J’écris dans la lignée du « corps sans organes », du corps glossolalique d’Antonin Artaud et surtout de Raymond Roussel. Je réfléchis non pas à un corps clos aux contours bien définis et aux fonctions hiérarchisées (âme, raison, organes), tel que nous l’a transmis la tradition humaniste, mais à la multiplicité de corps poreux, ouverts, instables ; de corps motléculaires d’autant plus énergétiques que l’on facilite leur permanente interaction. Grappes ou blocs de cellules vocales, aux colorations variables, qui se prononcent selon un dispositif qui tente d’instrumentaliser le hasard plutôt que de l’éliminer.
Le chantier poétique de Jacques Sivan (1955-2016) est certainement l’un des plus passionnant qu’il nous est donné d’explorer.
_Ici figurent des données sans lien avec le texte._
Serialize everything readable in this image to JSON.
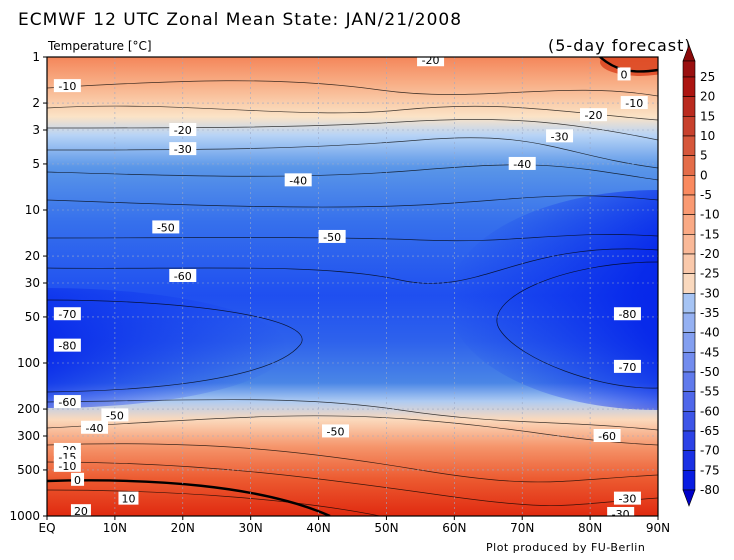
{
  "title": "ECMWF 12 UTC Zonal Mean State: JAN/21/2008",
  "forecast_note": "(5-day forecast)",
  "credit": "Plot produced by FU-Berlin",
  "chart_data": {
    "type": "contour",
    "variable_label": "Temperature [°C]",
    "x_axis": {
      "ticks": [
        0,
        10,
        20,
        30,
        40,
        50,
        60,
        70,
        80,
        90
      ],
      "tick_labels": [
        "EQ",
        "10N",
        "20N",
        "30N",
        "40N",
        "50N",
        "60N",
        "70N",
        "80N",
        "90N"
      ],
      "range": [
        0,
        90
      ]
    },
    "y_axis": {
      "scale": "log",
      "reversed": true,
      "range": [
        1,
        1000
      ],
      "ticks": [
        1,
        2,
        3,
        5,
        10,
        20,
        30,
        50,
        100,
        200,
        300,
        500,
        1000
      ],
      "tick_labels": [
        "1",
        "2",
        "3",
        "5",
        "10",
        "20",
        "30",
        "50",
        "100",
        "200",
        "300",
        "500",
        "1000"
      ]
    },
    "grid": true,
    "colorbar": {
      "levels": [
        25,
        20,
        15,
        10,
        5,
        0,
        -5,
        -10,
        -15,
        -20,
        -25,
        -30,
        -35,
        -40,
        -45,
        -50,
        -55,
        -60,
        -65,
        -70,
        -75,
        -80
      ],
      "labels": [
        "25",
        "20",
        "15",
        "10",
        "5",
        "0",
        "-5",
        "-10",
        "-15",
        "-20",
        "-25",
        "-30",
        "-35",
        "-40",
        "-45",
        "-50",
        "-55",
        "-60",
        "-65",
        "-70",
        "-75",
        "-80"
      ]
    },
    "contour_labels": [
      {
        "text": "-10",
        "lat": 3,
        "p": 1.55
      },
      {
        "text": "-20",
        "lat": 56.5,
        "p": 1.05
      },
      {
        "text": "0",
        "lat": 85,
        "p": 1.3
      },
      {
        "text": "-10",
        "lat": 86.5,
        "p": 2.0
      },
      {
        "text": "-20",
        "lat": 80.5,
        "p": 2.4
      },
      {
        "text": "-30",
        "lat": 75.5,
        "p": 3.3
      },
      {
        "text": "-20",
        "lat": 20,
        "p": 3.0
      },
      {
        "text": "-30",
        "lat": 20,
        "p": 4.0
      },
      {
        "text": "-40",
        "lat": 70,
        "p": 5.0
      },
      {
        "text": "-40",
        "lat": 37,
        "p": 6.4
      },
      {
        "text": "-50",
        "lat": 17.5,
        "p": 13
      },
      {
        "text": "-50",
        "lat": 42,
        "p": 15
      },
      {
        "text": "-60",
        "lat": 20,
        "p": 27
      },
      {
        "text": "-70",
        "lat": 3,
        "p": 48
      },
      {
        "text": "-80",
        "lat": 85.5,
        "p": 48
      },
      {
        "text": "-80",
        "lat": 3,
        "p": 77
      },
      {
        "text": "-70",
        "lat": 85.5,
        "p": 106
      },
      {
        "text": "-60",
        "lat": 3,
        "p": 180
      },
      {
        "text": "-50",
        "lat": 10,
        "p": 220
      },
      {
        "text": "-40",
        "lat": 7,
        "p": 265
      },
      {
        "text": "-50",
        "lat": 42.5,
        "p": 280
      },
      {
        "text": "-60",
        "lat": 82.5,
        "p": 300
      },
      {
        "text": "-20",
        "lat": 3,
        "p": 370
      },
      {
        "text": "-15",
        "lat": 3,
        "p": 410
      },
      {
        "text": "-10",
        "lat": 3,
        "p": 470
      },
      {
        "text": "0",
        "lat": 4.5,
        "p": 580
      },
      {
        "text": "10",
        "lat": 12,
        "p": 770
      },
      {
        "text": "20",
        "lat": 5,
        "p": 930
      },
      {
        "text": "-30",
        "lat": 85.5,
        "p": 770
      },
      {
        "text": "-30",
        "lat": 84.5,
        "p": 970
      }
    ]
  }
}
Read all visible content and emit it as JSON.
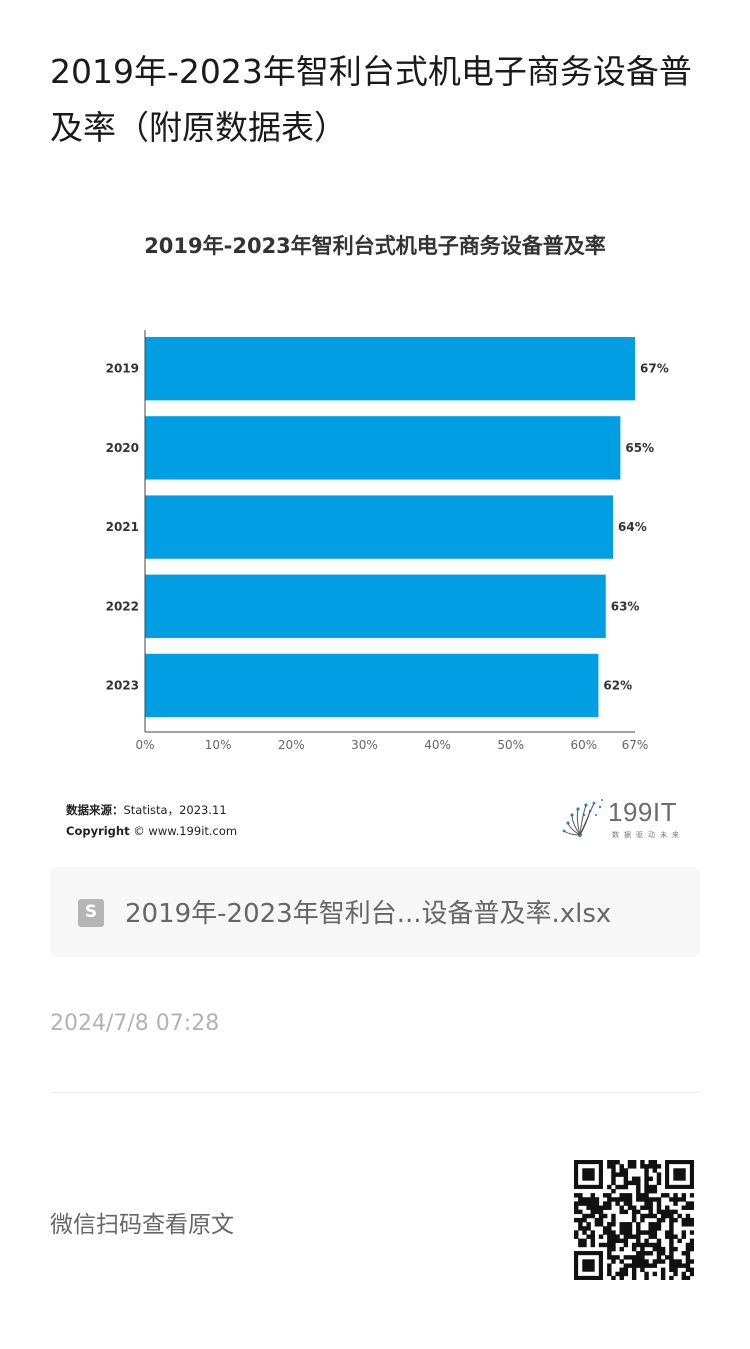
{
  "page": {
    "title": "2019年-2023年智利台式机电子商务设备普及率（附原数据表）"
  },
  "chart_data": {
    "type": "bar",
    "orientation": "horizontal",
    "title": "2019年-2023年智利台式机电子商务设备普及率",
    "categories": [
      "2019",
      "2020",
      "2021",
      "2022",
      "2023"
    ],
    "values": [
      67,
      65,
      64,
      63,
      62
    ],
    "value_labels": [
      "67%",
      "65%",
      "64%",
      "63%",
      "62%"
    ],
    "x_ticks": [
      "0%",
      "10%",
      "20%",
      "30%",
      "40%",
      "50%",
      "60%",
      "67%"
    ],
    "x_tick_values": [
      0,
      10,
      20,
      30,
      40,
      50,
      60,
      67
    ],
    "xlim": [
      0,
      67
    ],
    "grid": false,
    "bar_color": "#009fe3"
  },
  "source": {
    "label": "数据来源：",
    "value": "Statista，2023.11",
    "copyright_label": "Copyright",
    "copyright_value": "© www.199it.com"
  },
  "logo": {
    "text": "199IT",
    "subtitle": "数据驱动未来"
  },
  "attachment": {
    "icon": "spreadsheet-file-icon",
    "icon_letter": "S",
    "filename": "2019年-2023年智利台...设备普及率.xlsx"
  },
  "meta": {
    "date": "2024/7/8 07:28"
  },
  "footer": {
    "scan_text": "微信扫码查看原文"
  }
}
Inventeur d’une écriture motléculaire (une écriture désaffublée des conventions et des codes contre lesquels l’auteur nous invite à résister), Jacques Sivan réinvente une langue qui reflète la complexité plurielle du monde tout en témoignant de son rapport au monde, de son expérience de vivre. Ici la poésie est pensée en action. Je vis mon écriture comme une façon de voir et, inversement, l’action de voir comme mon mode d’écriture le plus intime, le plus vrai. On ne voit pas seulement avec les yeux mais avec tous les sens et aussi, dans tous les sens. Le corps est donc un dispositif sensitif complexe en perpétuelle mutation. Voir/écrire est un acte indissociable, dans la mesure où l’écriture est toujours un processus de réécriture, un processus d’ajustage des continuels écarts des/du sens.
Cet ouvrage, qui continue autrement ce chantier, donne à lire un important choix de textes écrits entre 1983 et 2016, sorte de bibliothèque portative qui permet d’appréhender toute la singularité de cette œuvre. En ouverture, les préfaces de Vannina Maestri, Jennifer K. Dick, Jean-Michel Espitallier, Emmanuèle Jawad, Luigi Magno et Gaëlle Théval nous offrent quelques pistes de lecture pour mieux aborder cette poésie hors du commun, notamment en pointant les liens affirmés entre cet univers poétique et ceux d’ainés tels que Denis Roche, Raymond Roussel, Charles Olson, Maurice Roche ou Marcel Duchamp…
Ouvrage publié avec le concours du CERCC, à la suite de la Master Class organisée à l’ENS de Lyon le 15 mars 2017
Éditer un tel volume pour saluer une œuvre importante de ces trois dernières décennies (Jacques Sivan : 1955-2016) est tout à l’honneur des éditions Al Dante, à nouveau pilotées par son fondateur Laurent Cauwet : de la belle ouvrage, pour les yeux comme pour les oreilles ! Mais nulle folie : ce ne sont point des œuvres complètes, mais un choix de textes parus en revues et/ou en volumes entre 1983 et 2016 (textes intégraux ou extraits : Album photos, Le Bazar de l’Hôtel de ville, Sadexpress, Similijake, Des vies sur deuil polaire, Alias Jacques Bonhomme, Pendant Smara...).
Les textes liminaires, signés Vannina Maestri, Emmanuèle Jawad, Jennifer K. Dick, Gaëlle Théval, Luigi Magno et Jean-Michel Espitallier, constituent une excellente ouverture sur la poétique de Jacques Sivan : l’écriture motléculaire ressortit à un art du montage, à une poésie du dispositif, au ready-made duchampien (G. Théval). Ni complètement phonétique, ni complètement glossolalique, c’est un idiolecte qui remet en question la lisibilité ambiante, se veut critique jusqu’à revêtir une dimension politique évidente, comme dans Le Bazar de l’Hôtel de ville. Des "blocs d’écritures" pour exprimer "des fragments de réalités" (V. Maestri) : c’est dire que cette écriture pose la question de la "difficile appréhension" du monde (cf. E. Jawad).]